Un llamado de atención para nosotros que, si nos descuidamos, podemos ser los fariseos de hoy que actúan para la tribuna: Dejan a un lado el mandamiento de Dios para aferrarse a las tradiciones humanas: Bien profetizó Isaías de vosotros, los hipócritas, como está escrito: Este pueblo me honra con los labios, pero su corazón está muy lejos de mí. Inútilmente me dan culto, mientras enseñan doctrinas que son preceptos humanos.  Abandonando el mandamiento de Dios, retenéis la tradición de los hombres". Hemos hablado de cumplir los mandamientos, pero con espíritu humilde, para no caer en la hipocresía.

San Ireneo recuerda que, tanto en la Ley como en el Evangelio, el primero y principal mandamiento es amar a Dios; por lo cual Pablo dice que amar –a Dios y al prójimo- es cumplir la ley entera.

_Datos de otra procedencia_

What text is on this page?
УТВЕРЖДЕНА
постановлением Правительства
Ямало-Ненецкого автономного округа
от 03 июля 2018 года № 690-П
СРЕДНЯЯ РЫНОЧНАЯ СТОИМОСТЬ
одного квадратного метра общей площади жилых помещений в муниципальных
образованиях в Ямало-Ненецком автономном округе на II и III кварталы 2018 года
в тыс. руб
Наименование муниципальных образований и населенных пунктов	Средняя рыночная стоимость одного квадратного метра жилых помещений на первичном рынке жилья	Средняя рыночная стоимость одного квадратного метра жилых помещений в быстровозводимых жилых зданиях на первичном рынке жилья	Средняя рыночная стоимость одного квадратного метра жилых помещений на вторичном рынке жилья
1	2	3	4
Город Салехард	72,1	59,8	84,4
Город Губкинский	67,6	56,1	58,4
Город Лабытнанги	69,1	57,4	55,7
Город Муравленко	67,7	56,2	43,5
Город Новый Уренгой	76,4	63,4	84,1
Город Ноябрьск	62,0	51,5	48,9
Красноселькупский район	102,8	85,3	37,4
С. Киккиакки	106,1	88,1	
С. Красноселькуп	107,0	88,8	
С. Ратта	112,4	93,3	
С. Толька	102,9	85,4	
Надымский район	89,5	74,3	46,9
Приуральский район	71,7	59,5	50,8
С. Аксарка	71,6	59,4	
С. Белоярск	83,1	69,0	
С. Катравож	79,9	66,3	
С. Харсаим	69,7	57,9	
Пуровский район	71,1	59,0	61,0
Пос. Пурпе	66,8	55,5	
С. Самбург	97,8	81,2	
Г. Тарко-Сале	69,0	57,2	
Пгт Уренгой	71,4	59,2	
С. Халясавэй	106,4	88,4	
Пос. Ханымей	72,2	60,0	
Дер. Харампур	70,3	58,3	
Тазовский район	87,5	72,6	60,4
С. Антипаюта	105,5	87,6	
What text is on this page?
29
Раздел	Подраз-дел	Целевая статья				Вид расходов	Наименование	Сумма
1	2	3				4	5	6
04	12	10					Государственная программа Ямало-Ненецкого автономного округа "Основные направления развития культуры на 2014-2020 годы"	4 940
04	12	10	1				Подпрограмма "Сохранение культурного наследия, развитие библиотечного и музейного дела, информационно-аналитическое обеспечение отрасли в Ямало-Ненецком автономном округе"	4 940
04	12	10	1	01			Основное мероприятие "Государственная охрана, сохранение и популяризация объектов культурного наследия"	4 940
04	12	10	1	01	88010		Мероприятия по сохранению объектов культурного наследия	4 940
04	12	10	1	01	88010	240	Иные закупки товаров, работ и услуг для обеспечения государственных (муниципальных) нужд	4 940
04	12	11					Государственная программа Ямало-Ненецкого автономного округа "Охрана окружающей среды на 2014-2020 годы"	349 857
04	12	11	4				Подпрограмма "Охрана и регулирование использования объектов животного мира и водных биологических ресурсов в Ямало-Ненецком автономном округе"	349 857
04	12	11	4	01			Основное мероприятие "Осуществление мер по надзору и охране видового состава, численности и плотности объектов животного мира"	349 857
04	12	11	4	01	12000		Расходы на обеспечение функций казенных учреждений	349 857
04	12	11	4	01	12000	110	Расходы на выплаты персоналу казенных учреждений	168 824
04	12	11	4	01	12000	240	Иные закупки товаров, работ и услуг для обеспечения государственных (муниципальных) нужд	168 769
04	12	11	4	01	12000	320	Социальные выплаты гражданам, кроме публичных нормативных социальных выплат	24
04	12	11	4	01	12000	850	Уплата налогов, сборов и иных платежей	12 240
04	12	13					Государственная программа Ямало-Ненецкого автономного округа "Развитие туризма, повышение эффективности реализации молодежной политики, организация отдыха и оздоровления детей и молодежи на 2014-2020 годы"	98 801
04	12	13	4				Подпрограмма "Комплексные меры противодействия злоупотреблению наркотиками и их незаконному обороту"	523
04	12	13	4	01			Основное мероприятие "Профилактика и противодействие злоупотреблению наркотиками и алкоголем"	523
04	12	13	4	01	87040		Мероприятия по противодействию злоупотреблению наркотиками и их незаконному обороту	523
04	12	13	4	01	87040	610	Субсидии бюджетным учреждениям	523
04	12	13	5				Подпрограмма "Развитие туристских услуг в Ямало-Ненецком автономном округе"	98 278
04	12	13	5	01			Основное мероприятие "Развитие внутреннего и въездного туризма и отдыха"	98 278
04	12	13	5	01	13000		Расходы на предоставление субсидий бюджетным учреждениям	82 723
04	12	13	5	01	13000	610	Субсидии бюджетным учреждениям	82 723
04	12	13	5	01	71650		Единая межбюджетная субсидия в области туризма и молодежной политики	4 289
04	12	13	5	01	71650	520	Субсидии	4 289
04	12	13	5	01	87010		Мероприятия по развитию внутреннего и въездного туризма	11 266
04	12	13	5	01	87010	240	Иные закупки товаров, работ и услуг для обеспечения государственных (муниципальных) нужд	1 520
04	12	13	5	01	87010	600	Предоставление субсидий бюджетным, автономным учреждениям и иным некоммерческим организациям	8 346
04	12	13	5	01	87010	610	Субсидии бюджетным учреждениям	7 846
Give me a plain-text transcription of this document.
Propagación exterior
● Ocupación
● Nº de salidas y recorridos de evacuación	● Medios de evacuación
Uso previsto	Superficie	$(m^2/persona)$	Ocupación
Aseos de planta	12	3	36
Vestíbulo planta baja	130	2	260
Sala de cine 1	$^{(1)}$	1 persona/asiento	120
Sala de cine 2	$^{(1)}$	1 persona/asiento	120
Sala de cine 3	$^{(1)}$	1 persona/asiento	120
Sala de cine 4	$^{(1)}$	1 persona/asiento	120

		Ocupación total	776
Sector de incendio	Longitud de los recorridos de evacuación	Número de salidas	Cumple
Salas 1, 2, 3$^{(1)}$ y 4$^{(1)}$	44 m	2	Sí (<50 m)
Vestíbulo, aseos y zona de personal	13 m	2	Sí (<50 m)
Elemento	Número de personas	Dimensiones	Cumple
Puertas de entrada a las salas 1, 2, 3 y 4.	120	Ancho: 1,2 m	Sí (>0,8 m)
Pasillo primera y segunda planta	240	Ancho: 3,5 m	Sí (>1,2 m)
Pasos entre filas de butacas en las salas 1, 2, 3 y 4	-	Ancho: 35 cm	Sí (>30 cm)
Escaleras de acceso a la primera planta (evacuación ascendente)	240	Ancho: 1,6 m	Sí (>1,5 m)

En el mismo sentido, el Salmo 143 habla de cantar para el Señor con el arpa de diez cuerdas, que son los mandamientos. Benedicto XVI lo glosa con palabras de San Agustín, señalando que la caridad es la clave para afinar las diez cuerdas, que son los mandamientos: 

«El arpa de diez cuerdas es para él la ley, compendiada en los diez mandamientos. Pero de estas diez cuerdas, de estos diez mandamientos, tenemos que encontrar la clave adecuada. Sólo si se hacen vibrar estas diez cuerdas, estos diez mandamientos, con la caridad del corazón suenan bien. La caridad es la plenitud de la ley. Quien vive los mandamientos como dimensiones de la única caridad, canta realmente el «canto nuevo». La caridad que nos une a los sentimientos de Cristo es el verdadero «canto nuevo» del «hombre nuevo», capaz de crear también un «mundo nuevo». Este Salmo nos invita a cantar con «el arpa de diez cuerdas», con un nuevo corazón, a cantar con los sentimientos de Cristo, a vivir los diez mandamientos en la dimensión del amor, a contribuir así a la paz y a la armonía del mundo».

Acudamos a la Virgen Santísima, "espejo de justicia", de santidad, como la llamamos en las letanías del Rosario. Ella nos alcanzará del Señor la gracia de inflamarnos en su amor y de acercarnos más a Él. Si miramos el ejemplo, que la Virgen nos brinda, de obediencia rendida a la voluntad de Dios, podremos de verdad crecer en la gracia y perseverar en ella.